All salespeople like the lowest hanging fruit. In a world of constant rejection and uncertainty, who could blame them. It’s the easiest way to explain the high resistance against prospecting and cold calling. But small fires make little heat and little desires bring little results. Who can cook great things in an oven with little fire? What is a salesperson with tiny goals and small desires? You want a sales team that hungers for success and here are 5 simple (but sometimes hard) things you can do to build big fires that make a lot of heat.
- Set lofty goals – Too often we are afraid of scaring away salespeople by giving them goals that might be too hard that cause a rift between sales and management. Set low goals, get low results. Remember, you don’t get what you expect, you get what you inspect and you aren’t inspecting the progress of lofty goals, the goals will not likely be met.
- Create proper incentives – Management gets this wrong more often than I care to share. The ones that get it right have a strong sales force. Remember, the more a salesperson sells, the more the cost of sales associated with them decreases. They become more profitable. Tiered incentives demonstrate to the salesperson that not only do you believe that these lofty goals are possible but worthwhile.
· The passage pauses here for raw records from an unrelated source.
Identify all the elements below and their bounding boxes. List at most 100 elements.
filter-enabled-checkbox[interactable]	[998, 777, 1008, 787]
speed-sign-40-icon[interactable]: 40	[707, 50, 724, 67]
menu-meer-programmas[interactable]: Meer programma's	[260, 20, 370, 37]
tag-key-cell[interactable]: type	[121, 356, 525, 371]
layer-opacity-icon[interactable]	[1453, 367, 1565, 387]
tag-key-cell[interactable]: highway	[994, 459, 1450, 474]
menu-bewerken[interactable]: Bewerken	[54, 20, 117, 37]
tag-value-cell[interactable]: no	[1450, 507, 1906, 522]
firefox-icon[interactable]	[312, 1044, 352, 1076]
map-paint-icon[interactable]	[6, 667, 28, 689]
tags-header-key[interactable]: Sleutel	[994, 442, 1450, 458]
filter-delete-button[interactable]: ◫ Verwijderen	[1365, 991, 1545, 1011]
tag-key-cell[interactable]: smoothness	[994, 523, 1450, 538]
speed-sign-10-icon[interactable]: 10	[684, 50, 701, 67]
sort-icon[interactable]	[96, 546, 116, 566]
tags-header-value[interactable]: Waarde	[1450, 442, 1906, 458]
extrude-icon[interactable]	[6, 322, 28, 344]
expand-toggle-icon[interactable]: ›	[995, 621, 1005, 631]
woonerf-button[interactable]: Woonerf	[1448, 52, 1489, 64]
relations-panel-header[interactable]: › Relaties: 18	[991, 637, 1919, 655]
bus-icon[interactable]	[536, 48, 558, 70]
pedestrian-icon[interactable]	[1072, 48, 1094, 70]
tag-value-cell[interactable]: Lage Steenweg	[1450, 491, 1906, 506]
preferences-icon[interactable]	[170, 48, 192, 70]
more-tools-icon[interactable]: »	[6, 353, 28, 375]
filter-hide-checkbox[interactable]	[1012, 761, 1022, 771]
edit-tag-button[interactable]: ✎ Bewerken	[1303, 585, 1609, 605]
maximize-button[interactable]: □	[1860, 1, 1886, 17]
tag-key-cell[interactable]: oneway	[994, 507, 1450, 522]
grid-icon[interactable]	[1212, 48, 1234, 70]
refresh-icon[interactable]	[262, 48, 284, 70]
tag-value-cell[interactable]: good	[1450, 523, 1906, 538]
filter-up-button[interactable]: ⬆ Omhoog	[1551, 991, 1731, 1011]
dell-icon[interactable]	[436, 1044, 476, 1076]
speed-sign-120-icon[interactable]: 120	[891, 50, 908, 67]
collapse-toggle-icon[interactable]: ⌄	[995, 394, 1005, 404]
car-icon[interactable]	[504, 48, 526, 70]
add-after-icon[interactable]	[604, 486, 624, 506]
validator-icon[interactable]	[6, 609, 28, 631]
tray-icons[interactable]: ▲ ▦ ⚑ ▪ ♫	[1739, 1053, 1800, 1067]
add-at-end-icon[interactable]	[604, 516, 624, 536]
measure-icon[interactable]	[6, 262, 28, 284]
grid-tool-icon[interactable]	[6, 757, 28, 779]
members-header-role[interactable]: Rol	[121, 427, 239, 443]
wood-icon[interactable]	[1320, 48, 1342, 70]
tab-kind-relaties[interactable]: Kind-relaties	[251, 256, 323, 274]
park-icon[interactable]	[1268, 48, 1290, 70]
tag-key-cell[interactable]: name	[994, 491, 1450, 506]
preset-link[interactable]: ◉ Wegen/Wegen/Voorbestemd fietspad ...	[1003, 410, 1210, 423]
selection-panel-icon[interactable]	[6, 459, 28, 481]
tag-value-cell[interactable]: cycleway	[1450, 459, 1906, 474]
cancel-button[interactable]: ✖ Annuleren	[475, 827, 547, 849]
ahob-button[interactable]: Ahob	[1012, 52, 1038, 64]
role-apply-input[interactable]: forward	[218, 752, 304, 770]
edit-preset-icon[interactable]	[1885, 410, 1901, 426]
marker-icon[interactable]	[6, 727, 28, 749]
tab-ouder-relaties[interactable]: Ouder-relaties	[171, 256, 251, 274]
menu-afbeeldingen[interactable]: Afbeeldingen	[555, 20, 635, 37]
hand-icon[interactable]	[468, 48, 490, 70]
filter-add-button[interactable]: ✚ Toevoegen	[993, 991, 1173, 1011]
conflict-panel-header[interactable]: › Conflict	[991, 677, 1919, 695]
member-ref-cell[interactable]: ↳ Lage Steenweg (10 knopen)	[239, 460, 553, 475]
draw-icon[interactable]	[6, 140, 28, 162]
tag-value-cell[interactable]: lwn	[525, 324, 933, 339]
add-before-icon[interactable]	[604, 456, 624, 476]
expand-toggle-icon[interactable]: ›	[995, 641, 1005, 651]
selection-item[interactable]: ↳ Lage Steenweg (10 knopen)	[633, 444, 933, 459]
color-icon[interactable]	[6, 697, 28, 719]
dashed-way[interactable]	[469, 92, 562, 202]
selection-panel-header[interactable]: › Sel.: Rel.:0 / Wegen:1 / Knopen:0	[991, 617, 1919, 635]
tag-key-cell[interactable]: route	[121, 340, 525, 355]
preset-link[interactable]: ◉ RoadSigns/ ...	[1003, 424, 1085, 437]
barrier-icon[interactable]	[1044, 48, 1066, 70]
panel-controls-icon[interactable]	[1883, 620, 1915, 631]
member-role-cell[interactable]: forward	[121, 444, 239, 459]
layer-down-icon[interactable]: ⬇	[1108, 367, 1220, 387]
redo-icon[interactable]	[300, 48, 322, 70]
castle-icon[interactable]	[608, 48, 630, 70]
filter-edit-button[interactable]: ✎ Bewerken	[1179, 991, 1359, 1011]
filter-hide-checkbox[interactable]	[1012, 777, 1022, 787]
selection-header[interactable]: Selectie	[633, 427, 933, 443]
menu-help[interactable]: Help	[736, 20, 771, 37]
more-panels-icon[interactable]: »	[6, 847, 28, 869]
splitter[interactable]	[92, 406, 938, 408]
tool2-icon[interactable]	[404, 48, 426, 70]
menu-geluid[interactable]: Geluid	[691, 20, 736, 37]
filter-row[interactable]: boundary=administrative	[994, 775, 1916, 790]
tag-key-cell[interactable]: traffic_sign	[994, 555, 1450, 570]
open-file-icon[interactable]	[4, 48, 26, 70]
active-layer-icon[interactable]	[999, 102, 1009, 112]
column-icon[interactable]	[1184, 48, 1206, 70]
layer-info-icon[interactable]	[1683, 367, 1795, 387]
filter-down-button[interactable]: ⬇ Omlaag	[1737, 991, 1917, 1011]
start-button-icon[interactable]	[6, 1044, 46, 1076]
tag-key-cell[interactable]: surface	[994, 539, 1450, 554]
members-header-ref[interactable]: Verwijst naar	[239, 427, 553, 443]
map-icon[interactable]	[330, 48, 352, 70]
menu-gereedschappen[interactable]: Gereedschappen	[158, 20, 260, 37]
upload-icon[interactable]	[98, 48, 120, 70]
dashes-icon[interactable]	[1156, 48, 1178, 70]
- Don’t be afraid to challenge salespeople – Many owners and managers feel like they are being held hostage by their salespeople. As long as they are bringing in sales, that means they have control in the employment relationship and if you disrupt this you risk losing them and their sales. This is rarely true and, unless you have a real rockstar on your team (why challenge them when they challenge themselves), most salespeople will usually not push back? Why, because pushing back is too challenging. Do you see the fallacy in this loop?
- Stop rewarding mediocrity – How many times have you given salespeople a participation trophy? Way too many of us do. Your reasoning is noble in that you want to offer positive reinforcement and help people improve. But over time this becomes enabling and we communicate to average salespeople that being average in sales is ok. Is it?
- Coach them – Most salespeople are too proud to ask for help and some go so far as to resist it. Don’t let them fool you. Show them that you care by showing them that you care. You don’t have to micromanage them, but show them that you are paying attention because you want them to succeed and help them through their challenges.